Activity Based Costing and Modern Business
Activity Based Costing is not a new concept, and many organizations have struggled with it in the past. Activity Based Costing was primarily used by the manufacturing industry to monitor and reduce costs. Activity Based Costing has had a mixed reputation with many connecting the term with overly complex calculations and laborious manual measurements of time, units and other operational measures.
With the advent of improvements in technology during the 1980’s most notably MS Excel & MS Access, multiple different Activity Based Costing methodologies came about as planners looked to utilise the powers of computers. As they did they quickly became bogged down in the detail and found that the models which were built were laborious, unrepeatable and some times outside the capabilities of early hardware and software.
Today with the advent of high performance processors and best of breed Activity Based Costing software such as Metify and Performance Optimisation, Activity Based Costing has started to gain momentum.
For example the concepts of Activity Based Costing are used today in modern business for:
1. Profitability Modelling (or EBIT Modelling)
Profitability modelling is based on exactly the same principles as Activity Based Costing; the only difference is that revenue and costs are allocated to customers, segments, products, suppliers and distribution channels, instead of activities. Profitability Modelling aims to understand the individual contribution to profit (EBIT) by customers, products, channels, suppliers etc and is widely used in Wholesale, Distribution, FMCG, Banking, Insurance, Wealth Management and Manufacturing. Focus 8020 is a widely adapted form of profitability modelling.
2. Performance Management
Performance management is the study of rates and units over time. Activity based costing allocations are used to come up with the cost or unit pools which are measured over time. Performance Management forms the basis of KPI’s in financial, government, sales and marketing businesses.
3. Predictive Modelling
Predictive Modelling starts by developing an Activity Based Costing baseline. The baseline typically depicts a recent period in time. The baseline model is then fed “what if” style questions. Examples could include:
i) What happens to the businesses cost structure if we sell 20% more product B
ii) What happens to the overall profitability of the business if we close the Wollongong sales branch.

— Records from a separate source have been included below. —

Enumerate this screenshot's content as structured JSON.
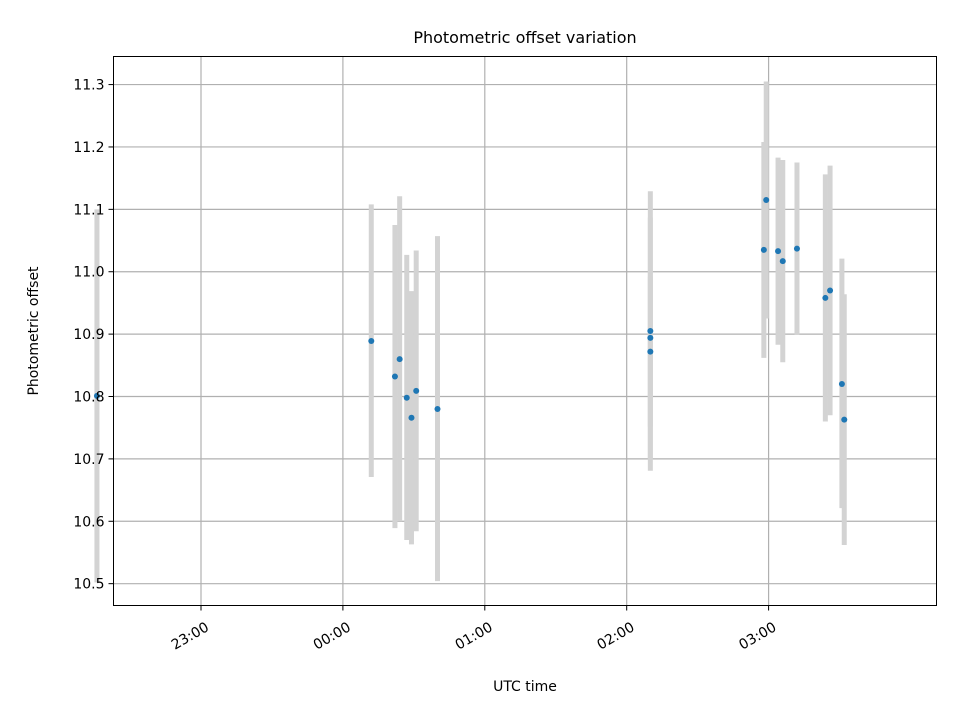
{
  "chart_data": {
    "type": "scatter",
    "title": "Photometric offset variation",
    "xlabel": "UTC time",
    "ylabel": "Photometric offset",
    "grid": true,
    "x_ticks": [
      "23:00",
      "00:00",
      "01:00",
      "02:00",
      "03:00"
    ],
    "x_range": [
      "22:23",
      "04:11"
    ],
    "y_ticks": [
      "10.5",
      "10.6",
      "10.7",
      "10.8",
      "10.9",
      "11.0",
      "11.1",
      "11.2",
      "11.3"
    ],
    "ylim": [
      10.465,
      11.345
    ],
    "colors": {
      "point": "#1f77b4",
      "errorbar": "#d3d3d3",
      "grid": "#b0b0b0"
    },
    "points": [
      {
        "x": "22:16",
        "y": 10.801,
        "ylow": 10.502,
        "yhigh": 11.1
      },
      {
        "x": "00:12",
        "y": 10.889,
        "ylow": 10.671,
        "yhigh": 11.108
      },
      {
        "x": "00:22",
        "y": 10.832,
        "ylow": 10.589,
        "yhigh": 11.075
      },
      {
        "x": "00:24",
        "y": 10.86,
        "ylow": 10.6,
        "yhigh": 11.121
      },
      {
        "x": "00:27",
        "y": 10.798,
        "ylow": 10.57,
        "yhigh": 11.027
      },
      {
        "x": "00:29",
        "y": 10.766,
        "ylow": 10.563,
        "yhigh": 10.969
      },
      {
        "x": "00:31",
        "y": 10.809,
        "ylow": 10.584,
        "yhigh": 11.034
      },
      {
        "x": "00:40",
        "y": 10.78,
        "ylow": 10.504,
        "yhigh": 11.057
      },
      {
        "x": "02:10",
        "y": 10.894,
        "ylow": 10.701,
        "yhigh": 11.087
      },
      {
        "x": "02:10",
        "y": 10.872,
        "ylow": 10.752,
        "yhigh": 10.992
      },
      {
        "x": "02:10",
        "y": 10.905,
        "ylow": 10.681,
        "yhigh": 11.129
      },
      {
        "x": "02:58",
        "y": 11.035,
        "ylow": 10.862,
        "yhigh": 11.208
      },
      {
        "x": "02:59",
        "y": 11.115,
        "ylow": 10.925,
        "yhigh": 11.305
      },
      {
        "x": "03:04",
        "y": 11.033,
        "ylow": 10.883,
        "yhigh": 11.183
      },
      {
        "x": "03:06",
        "y": 11.017,
        "ylow": 10.855,
        "yhigh": 11.179
      },
      {
        "x": "03:12",
        "y": 11.037,
        "ylow": 10.899,
        "yhigh": 11.175
      },
      {
        "x": "03:24",
        "y": 10.958,
        "ylow": 10.76,
        "yhigh": 11.156
      },
      {
        "x": "03:26",
        "y": 10.97,
        "ylow": 10.77,
        "yhigh": 11.17
      },
      {
        "x": "03:31",
        "y": 10.82,
        "ylow": 10.621,
        "yhigh": 11.021
      },
      {
        "x": "03:32",
        "y": 10.763,
        "ylow": 10.562,
        "yhigh": 10.964
      }
    ]
  }
}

The model will then produce a calculation based on the baseline model and the changes in variables to come up with an answer to these “What If” questions.
4. Predictive Budgeting
Predictive or Activity Based Budgeting is based on feeding predicted volumes into an established Activity Based Costing Model. The model has in built smarts to know that if the volume of outputs increases by 20%, then the volume of related activities will increase which will then in turn create variances to the baseline General Ledger.
5. Targeted Pricing
Targeted Pricing is can be performed utilising Cost to Serve knowledge. Cost to Serve is calculated via an Activity Based Costing Model and is the amount of costs (expenses) which go into servicing a customer account or product line. Targeted pricing uses Cost to Serve numbers for customers and products to establish an effective price.
E.g. Customer A is a regional customer who orders many times a day in small quantities and demands free delivery. The Cost to Serve on Customer A may be 32% (of Sales Revenue) and the average may be 21% across the business. Targeted pricing would increase the price to Customer A so that an effective Net Margin (Profit) can be made on this customer.
In conclusion the theory of Activity Based Costing is well and truly alive in modern business. It is used in many industries and is a key management tool.